I stumbled upon this a few moments ago, reading a couple of the blog posts about suicide. Like so many others, I consider it and I empathize with all of you. My “name” is Xinite.. I’m 27, schizophrenic, bi-polar, clinically depressed and am on three different medications for these- an anti psychotic called Abilify, an antidepressant called Mirtazapine, and sedative for PTSD- Xanax. I’m still depressed. I still break down. I still hear voices. I’m still paranoid. I still feel crazy. I took Zyprexa until I gained 40 pounds and had disgusting, traumatic nightmares every single night and, even then, I still felt scared, paranoid, broke down, got depressed, and wanted to die.
It’s 6:20 am for me, and I haven’t slept for two nights. I took half a bottle of Melatonin and spent 3 hours in the bathroom throwing it all up.
All my life I’ve wanted to die. I did all the tricks. I started cutting everywhere- I still have the scars. I stabbed myself in the stomach. I took an entire bottle of Midrin every few days for weeks until my mother caught onto my abuse. I drank detergents and household cleaners, even a little bleach. I banged my head (and still do) against walls, with hard and sharp objects.. I have a dent on the right side of my head and I often think that that’s why I’m so dumb and incapable. For the earlier parts of the last two years, I picked at my skin all over my body to the point of infection, and did nothing to heal myself. I started using drugs, any I could get my hands on, and overdosed on dex, meth, and Xanax and had to be rushed to the hospital.
This morning, I’m typing with bruised and bloody knuckles, a pounding headache, and scars on my arms. Like so many of you, I want to die. I’m too cowardly to slit my throat. I want a gun and am in the process of saving up for one, but at the same time, I also think it is best that I cannot afford one right now.
I think about the few people who care about me. And I do mean few. In my desperation and misery all night long, no one was there to call me back, text me, talk to me, or hold me. My boyfriend was in the next room, well aware of my habits, but sleeping soundly. He has to work, after all. He didn’t hold me, cuddle me, love me. He went to bed with me in tears after he called me “a viper”. Probably something he picked up from his sister who hates me because I can’t be happy, empty, mechanical, and worship her brother.

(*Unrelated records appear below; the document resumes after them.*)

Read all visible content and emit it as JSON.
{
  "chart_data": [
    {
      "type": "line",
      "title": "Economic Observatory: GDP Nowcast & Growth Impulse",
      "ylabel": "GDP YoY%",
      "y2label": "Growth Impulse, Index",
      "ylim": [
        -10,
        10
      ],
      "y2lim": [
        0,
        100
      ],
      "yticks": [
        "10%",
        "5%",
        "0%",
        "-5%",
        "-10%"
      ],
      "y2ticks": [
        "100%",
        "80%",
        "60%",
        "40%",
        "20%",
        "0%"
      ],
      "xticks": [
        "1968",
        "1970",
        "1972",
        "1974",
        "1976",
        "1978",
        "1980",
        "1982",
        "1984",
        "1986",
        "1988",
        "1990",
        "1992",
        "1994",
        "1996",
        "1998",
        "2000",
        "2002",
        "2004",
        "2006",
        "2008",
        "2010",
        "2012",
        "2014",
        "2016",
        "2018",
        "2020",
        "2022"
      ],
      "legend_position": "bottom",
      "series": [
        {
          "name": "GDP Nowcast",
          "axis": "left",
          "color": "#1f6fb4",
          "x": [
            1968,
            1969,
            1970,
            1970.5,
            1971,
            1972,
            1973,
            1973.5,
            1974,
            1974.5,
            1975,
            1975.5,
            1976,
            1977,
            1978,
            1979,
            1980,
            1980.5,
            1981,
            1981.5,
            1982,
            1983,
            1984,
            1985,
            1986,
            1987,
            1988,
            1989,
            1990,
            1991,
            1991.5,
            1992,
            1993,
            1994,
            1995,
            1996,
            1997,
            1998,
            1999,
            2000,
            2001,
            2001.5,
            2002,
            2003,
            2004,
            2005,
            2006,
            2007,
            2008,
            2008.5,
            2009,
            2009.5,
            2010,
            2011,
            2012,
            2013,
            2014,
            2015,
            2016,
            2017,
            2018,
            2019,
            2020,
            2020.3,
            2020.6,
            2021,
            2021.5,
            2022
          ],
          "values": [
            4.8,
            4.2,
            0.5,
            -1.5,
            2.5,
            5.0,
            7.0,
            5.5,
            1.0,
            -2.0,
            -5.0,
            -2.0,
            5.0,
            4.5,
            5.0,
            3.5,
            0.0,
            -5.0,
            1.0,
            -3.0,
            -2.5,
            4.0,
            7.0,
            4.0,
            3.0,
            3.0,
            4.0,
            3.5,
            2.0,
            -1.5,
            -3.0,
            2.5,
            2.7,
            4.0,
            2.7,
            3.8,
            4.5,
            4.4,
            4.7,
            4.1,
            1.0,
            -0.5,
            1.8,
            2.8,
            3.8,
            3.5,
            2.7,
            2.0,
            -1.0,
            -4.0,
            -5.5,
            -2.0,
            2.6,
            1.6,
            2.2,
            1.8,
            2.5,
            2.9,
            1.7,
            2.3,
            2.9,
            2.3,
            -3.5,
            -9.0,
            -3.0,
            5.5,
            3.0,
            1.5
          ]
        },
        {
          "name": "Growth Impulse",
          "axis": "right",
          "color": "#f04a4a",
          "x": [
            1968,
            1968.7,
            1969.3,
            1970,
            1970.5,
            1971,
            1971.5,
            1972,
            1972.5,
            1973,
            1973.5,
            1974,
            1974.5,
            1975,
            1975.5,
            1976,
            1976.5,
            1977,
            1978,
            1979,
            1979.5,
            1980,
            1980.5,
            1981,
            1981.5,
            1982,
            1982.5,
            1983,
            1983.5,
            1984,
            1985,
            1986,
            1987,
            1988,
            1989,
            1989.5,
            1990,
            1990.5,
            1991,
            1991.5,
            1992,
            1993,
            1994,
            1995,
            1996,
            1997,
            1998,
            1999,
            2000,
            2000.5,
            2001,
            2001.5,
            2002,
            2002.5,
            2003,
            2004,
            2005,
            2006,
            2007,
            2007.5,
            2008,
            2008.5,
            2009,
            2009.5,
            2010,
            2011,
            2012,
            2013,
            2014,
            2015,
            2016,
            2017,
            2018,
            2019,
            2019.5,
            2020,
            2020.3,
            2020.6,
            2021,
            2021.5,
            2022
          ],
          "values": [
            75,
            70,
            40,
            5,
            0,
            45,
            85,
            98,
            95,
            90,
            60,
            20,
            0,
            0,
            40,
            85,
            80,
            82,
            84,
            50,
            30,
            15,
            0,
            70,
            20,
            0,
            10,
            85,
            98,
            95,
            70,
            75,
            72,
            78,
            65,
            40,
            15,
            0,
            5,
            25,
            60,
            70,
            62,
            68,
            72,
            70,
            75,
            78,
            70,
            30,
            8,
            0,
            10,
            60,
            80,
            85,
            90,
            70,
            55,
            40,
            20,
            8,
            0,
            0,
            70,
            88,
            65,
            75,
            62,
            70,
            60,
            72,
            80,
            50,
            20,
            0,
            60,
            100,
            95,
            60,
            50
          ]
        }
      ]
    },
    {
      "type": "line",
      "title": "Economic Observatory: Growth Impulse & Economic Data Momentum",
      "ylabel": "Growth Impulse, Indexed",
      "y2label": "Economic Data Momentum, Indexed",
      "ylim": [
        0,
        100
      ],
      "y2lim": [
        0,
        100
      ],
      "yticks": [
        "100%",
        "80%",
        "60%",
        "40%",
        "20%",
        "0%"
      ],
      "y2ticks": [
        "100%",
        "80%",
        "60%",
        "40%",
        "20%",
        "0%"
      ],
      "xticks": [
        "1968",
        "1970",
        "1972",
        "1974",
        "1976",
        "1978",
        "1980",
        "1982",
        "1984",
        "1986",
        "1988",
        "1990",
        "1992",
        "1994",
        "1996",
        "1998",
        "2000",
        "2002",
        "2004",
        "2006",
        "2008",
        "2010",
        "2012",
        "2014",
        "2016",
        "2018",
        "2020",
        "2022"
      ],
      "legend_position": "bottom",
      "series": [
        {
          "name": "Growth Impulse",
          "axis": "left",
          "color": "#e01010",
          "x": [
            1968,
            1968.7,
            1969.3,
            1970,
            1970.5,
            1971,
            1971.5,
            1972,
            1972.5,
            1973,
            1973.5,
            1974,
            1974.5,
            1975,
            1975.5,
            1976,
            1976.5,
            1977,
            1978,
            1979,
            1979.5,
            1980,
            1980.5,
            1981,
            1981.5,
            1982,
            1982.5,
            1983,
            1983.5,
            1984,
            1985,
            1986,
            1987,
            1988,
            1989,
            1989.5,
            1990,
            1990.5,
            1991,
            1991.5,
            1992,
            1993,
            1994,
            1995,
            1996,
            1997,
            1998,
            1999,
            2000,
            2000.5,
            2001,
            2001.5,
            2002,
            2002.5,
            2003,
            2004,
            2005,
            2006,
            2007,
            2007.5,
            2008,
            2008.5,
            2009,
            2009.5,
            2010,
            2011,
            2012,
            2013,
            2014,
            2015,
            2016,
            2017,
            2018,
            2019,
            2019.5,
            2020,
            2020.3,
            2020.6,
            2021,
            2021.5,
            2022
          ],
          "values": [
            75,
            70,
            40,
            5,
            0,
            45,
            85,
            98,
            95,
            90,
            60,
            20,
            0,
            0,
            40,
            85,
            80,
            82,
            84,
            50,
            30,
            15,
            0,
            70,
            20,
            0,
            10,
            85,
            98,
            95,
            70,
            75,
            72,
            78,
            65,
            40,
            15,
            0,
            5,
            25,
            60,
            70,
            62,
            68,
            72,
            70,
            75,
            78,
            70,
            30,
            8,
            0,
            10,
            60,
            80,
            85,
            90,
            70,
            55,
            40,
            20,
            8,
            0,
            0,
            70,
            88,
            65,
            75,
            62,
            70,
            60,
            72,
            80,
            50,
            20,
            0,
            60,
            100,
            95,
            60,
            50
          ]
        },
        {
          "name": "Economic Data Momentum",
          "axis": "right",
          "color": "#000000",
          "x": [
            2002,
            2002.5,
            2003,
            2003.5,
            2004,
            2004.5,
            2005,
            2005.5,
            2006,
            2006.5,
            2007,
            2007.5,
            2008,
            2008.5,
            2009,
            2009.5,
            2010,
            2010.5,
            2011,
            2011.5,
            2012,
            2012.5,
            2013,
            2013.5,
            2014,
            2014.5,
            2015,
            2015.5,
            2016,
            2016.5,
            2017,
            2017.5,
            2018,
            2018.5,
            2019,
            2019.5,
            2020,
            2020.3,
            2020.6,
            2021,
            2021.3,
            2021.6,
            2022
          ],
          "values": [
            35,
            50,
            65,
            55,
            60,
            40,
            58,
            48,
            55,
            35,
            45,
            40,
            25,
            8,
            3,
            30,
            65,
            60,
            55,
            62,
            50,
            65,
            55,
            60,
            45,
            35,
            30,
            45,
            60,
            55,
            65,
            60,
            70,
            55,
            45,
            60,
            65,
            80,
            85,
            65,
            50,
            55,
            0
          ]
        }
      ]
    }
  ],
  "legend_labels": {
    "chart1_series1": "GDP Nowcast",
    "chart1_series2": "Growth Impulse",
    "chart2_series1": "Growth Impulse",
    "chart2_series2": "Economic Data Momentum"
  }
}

I’ve been to more than five therapists, a psychotherapist, and a psychiatrist. I take my pills everyday, I listened and spoke to therapists for years and I am still miserable, I still date and befriend cold-hearted, selfish, abusive and loveless people and I still want to die.
I’m obviously sick and to the world, there is something gravely wrong with that. I feel better off not being in it, and the world would feel better off without me, too.
I’m home alone all day. I “see” my boyfriend for a couple hours of silence and no physical contact in the evenings. No “I love you” or kiss before bed. No cuddling, no sex, no “sleep well”.
My life is pointless. I want to die, quickly, and preferably with little pain. I want to die with all of you so I don’t feel alone anymore.
5 comments
Sorry, that is very sad. Can I ask why you are dating this guy? sounds like you’re not getting much out of the relationship. Also, I don’t know how good it is to stay cooped up inside… maybe take a walk and stretch your legs?
You are stupid if you take that shit.
Kill whoever prescribes that stuff to you, it will cure you instantly.
It’s the truth.
I murdered 10.000 psychiatrists and I plan to kill them all………
Nice try, bubbles, do you realize how many years that would take? She might as well suffer the therapy hours.
Dump the dude. The world’s too big for them all to be like that.
Not a single medicine you named is for schizophrenia, Abilify is to enhance other drugs, the second one mentioned is the generic for Remeron (SSRI) an anti depressant, the third is an anti anxiety (benzodiazipine).
Have you forgotten to name another one ?
There are standard meds for schizophrenia, Haladol, Resperidone, Seroquel, etc.
If you only need to someone to say “I love you.” or say it and mean it. You are not as bad off as you think. There are so many people on this site alone who can relate and who will fall for you just off the strength of you struggle. I think people come on here for a connection. I know I did. I just wanted to see if anyone could understand me. I told me now ex gf I wanted to kill myself. She thinks I am weak and over reacting. She does not understand at all, but I still want her. Or someone there to just hold me and maybe not be ok with me wanting to die, but want me to live and try to help. IDK, but it sucks knowing you are absolutely alone and unloved.